Mrs. Ingraham came down into the room where they were, at this moment, and Dot presently followed. They began to talk of their plans. They were going, now, to live with the grandmother in Boston, in Pilgrim Street.
It was a comfortable, plain old house, in a little strip of neighborhood long since left of fashion, and not yet demanded of business; so Mrs. Rhynde could afford to occupy it. She had used, for many years, to let out a part of her rooms,-these that the Ingrahams would take,-in a tenement, as people used to say, making no ambitious distinctions; now, it might be spoken of as "a flat," or "apartments." Everything is "apartments" that is more than a foothold.

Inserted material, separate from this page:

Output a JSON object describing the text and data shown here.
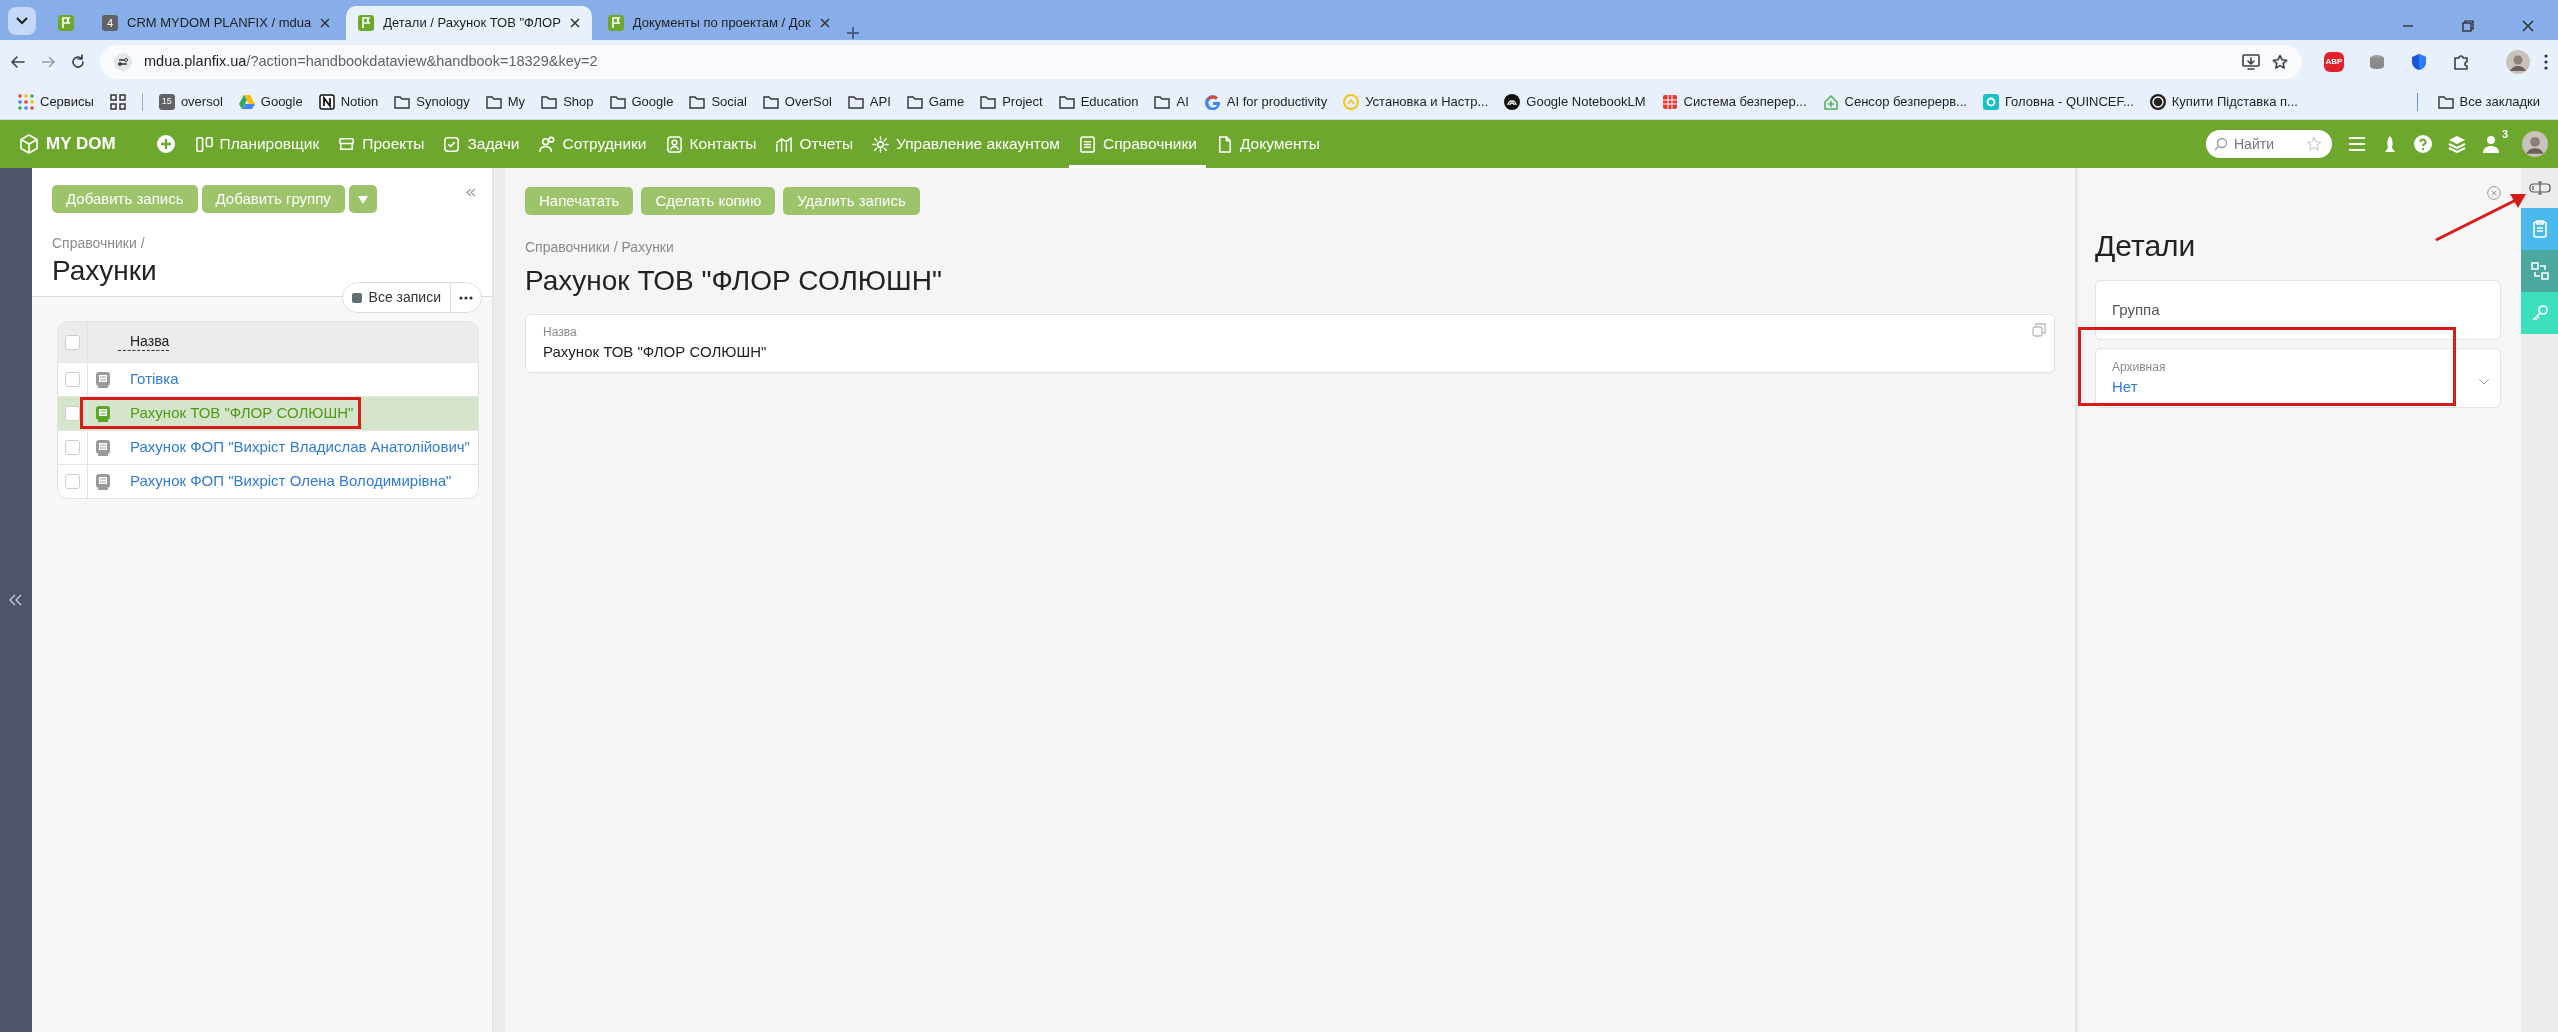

The rooms were large, but low. At the back, they were sunny and airy; they looked through, overlapping a court-way, into Providence Square. It was a real old Boston homestead, of which so few remain. There were corner beams and wainscots, some tiled chimney-pieces, even. It made you think of the pre-Revolutionary days of tea-drinkings, before the tea was thrown overboard. The step into the front passage was a step down from the street.
Ray and Dot told these things; beguiled into reminiscences of pleasant childish visiting days; Ray, of long domestication in still later years. It would be a going home, after all.
Leicester Place was only a stone's throw from Pilgrim Street. From old Mr. Sparrow's attic window, you could look across to the Pilgrim Street roofs, and see women hanging out clothes there upon the flat tops of one or two of the houses. But what of that, in a great city? Will the Ingrahams ever come across Aunt Blin and bright little Bel Bree?
In the book that binds up this story, there is but the turn of a leaf between them. A great many of us may be as near as that to each other in the telling of the world's story, who never get the leaf turned over, or between whom the chapters are divided, with never a connecting word.
The Ingrahams moved into Boston in the early summer. It was July when Bel came down from the hill-country with Aunt Blin.